Lex Anteinternet: Coal: Understanding the time line of an industry:   Me, third from right, when I thought I had a career in geology, and probably in coal. There is a lot of speculation about a revival...
And today news is published in the Tribune to the effect that in spite of a recovery, to an extent, in coal, and in spite of a new regulatory environment, coal will not only never become what it once was it is, yes, on a continued downwards slide in the near term.

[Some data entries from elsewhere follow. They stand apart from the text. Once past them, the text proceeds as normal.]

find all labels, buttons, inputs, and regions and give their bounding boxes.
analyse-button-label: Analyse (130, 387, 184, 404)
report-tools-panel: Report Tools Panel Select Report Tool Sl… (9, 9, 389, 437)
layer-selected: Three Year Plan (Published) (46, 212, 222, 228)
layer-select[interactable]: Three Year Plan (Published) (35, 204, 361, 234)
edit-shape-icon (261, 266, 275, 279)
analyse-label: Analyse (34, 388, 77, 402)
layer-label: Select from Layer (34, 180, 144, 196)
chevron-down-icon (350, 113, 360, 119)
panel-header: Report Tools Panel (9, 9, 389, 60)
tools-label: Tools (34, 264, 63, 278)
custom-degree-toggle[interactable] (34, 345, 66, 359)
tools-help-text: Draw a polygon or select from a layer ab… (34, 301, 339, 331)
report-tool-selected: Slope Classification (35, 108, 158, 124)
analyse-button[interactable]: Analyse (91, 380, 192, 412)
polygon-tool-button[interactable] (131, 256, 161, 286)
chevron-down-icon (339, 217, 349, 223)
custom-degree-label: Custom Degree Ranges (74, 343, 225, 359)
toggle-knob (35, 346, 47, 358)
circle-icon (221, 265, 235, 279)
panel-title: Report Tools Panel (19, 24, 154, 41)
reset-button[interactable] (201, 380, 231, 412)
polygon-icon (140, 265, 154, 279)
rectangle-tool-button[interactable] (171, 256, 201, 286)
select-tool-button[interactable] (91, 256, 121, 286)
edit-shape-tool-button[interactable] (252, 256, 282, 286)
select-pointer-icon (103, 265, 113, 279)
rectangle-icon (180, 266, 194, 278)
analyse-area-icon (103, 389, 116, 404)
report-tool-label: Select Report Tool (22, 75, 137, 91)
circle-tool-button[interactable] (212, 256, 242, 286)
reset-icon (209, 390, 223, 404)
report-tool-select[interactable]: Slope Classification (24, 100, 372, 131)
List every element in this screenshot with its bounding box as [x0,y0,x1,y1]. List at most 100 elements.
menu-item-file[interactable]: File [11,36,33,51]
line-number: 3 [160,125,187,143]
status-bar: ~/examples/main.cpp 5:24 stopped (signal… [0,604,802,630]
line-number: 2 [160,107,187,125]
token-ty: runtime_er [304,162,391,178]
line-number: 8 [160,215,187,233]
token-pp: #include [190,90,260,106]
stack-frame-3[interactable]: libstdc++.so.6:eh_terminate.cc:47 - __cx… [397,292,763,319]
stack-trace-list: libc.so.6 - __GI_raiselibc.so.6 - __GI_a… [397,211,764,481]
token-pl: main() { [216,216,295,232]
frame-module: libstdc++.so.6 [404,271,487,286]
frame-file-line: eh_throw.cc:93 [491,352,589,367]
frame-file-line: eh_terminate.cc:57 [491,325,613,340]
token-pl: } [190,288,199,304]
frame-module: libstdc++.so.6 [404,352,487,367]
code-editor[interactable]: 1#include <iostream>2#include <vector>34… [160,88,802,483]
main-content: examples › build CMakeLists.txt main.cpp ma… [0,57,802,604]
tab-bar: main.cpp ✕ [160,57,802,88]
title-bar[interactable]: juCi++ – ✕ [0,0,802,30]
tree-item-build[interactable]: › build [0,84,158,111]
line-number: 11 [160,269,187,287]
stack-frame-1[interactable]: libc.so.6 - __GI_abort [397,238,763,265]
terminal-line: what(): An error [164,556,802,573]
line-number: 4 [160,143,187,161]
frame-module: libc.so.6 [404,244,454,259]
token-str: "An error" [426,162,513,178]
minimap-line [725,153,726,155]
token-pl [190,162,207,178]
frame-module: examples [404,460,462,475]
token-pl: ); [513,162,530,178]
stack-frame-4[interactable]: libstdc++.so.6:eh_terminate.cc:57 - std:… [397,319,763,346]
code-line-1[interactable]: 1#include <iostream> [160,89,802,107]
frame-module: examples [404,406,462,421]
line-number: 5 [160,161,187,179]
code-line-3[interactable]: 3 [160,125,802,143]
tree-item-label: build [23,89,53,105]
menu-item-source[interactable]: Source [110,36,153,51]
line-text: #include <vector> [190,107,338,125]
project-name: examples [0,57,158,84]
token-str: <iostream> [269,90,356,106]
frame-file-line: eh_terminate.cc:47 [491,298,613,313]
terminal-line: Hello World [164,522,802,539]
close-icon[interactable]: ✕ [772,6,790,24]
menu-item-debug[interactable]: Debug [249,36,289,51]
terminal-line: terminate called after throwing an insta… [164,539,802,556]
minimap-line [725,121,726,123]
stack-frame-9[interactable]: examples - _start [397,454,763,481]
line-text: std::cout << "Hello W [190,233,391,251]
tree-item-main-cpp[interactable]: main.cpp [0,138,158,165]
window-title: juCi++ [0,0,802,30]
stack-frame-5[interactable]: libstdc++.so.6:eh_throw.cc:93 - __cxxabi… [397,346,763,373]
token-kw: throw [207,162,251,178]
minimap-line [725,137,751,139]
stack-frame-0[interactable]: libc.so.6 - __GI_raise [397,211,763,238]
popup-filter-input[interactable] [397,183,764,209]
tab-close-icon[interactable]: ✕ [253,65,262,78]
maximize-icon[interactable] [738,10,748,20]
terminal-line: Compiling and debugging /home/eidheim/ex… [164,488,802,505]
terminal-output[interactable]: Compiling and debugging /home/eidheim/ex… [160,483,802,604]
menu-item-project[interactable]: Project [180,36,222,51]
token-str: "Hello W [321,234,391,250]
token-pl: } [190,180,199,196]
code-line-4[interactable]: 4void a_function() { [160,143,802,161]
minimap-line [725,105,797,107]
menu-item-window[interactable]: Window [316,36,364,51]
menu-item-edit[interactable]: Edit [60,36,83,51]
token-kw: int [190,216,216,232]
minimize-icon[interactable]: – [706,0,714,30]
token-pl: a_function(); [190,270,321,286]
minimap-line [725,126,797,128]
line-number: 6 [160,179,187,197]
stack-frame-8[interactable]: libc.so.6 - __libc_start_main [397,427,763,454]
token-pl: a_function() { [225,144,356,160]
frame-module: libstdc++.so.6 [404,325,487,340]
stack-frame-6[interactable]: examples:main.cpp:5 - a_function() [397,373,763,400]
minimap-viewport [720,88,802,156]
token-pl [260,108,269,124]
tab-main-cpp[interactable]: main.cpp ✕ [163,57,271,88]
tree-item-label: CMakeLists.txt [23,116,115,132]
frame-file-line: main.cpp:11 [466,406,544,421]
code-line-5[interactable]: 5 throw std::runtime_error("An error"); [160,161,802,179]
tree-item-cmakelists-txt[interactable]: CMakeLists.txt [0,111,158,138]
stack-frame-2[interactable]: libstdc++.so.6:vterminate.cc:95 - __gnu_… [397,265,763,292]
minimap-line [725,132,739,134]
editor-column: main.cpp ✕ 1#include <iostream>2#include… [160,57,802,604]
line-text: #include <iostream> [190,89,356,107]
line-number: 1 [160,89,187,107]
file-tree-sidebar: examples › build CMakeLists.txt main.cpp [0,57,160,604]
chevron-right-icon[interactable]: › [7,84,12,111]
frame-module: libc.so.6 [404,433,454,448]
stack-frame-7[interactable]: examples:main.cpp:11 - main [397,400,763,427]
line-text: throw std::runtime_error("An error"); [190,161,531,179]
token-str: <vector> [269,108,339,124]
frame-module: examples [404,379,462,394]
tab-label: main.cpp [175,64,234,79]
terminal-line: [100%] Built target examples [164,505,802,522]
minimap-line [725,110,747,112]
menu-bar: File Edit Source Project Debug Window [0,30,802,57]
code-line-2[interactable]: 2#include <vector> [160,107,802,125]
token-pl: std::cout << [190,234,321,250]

More specifically, the Tribune reports:
Production in Wyoming’s Powder River Basin could fall to about 260 million tons by 2023, according to the Annual Energy Outlook. Of the three coal regions in the country, the West and Appalachia are both poised to lose. Midwestern coal production may increase slightly.
This down from a pre crash output of 400 million tons.

Why?
. . . declining demand for coal to burn in power plants has rapidly eroded coal’s dominance in the electricity market. In the last three years, coal went from producing about 40 percent of the country’s electricity, to 30 percent. Wyoming in particular has lost nearly 1,000 miners since 2015, though a fraction has returned.
 * * *
Low natural gas prices are the key factor in the challenge to coal, said Linda Capuano, administrator of the Energy Information Administration, in a live release of this year’s outlook data.
As gas outcompetes coal in the electricity sector, the most expensive coal plants to run will continue to be shut down, she said.
Wyoming has already lost customers to this trend. Two coal-fired power plants slated to close in Texas bought the majority of their coal from Peabody Energy’s Rawhide mine north of Gillette.
Yup.  Just what I reported here a year ago.

Not that this should be news.  As I also reported, this trend is a century old now.  It's just entering a final and accelerated phase.  A phase which Wyomingites need to take note of, given the role coal has played in our budget for years.

Indeed, on that budget, we learned just yesterday that one of the legislators, contemplating the end of the a Federal severance tax that funds the Abandoned Mines fund, wishes to replace that tax with a state one. That would have no impact on the overall tax rate on coal, it would remain the same, and therefore it's not a bad idea.  But at the same time this report demonstrates why funding models based on coal have to be temporary in nature, or that they certainly can't occupy the place they once did.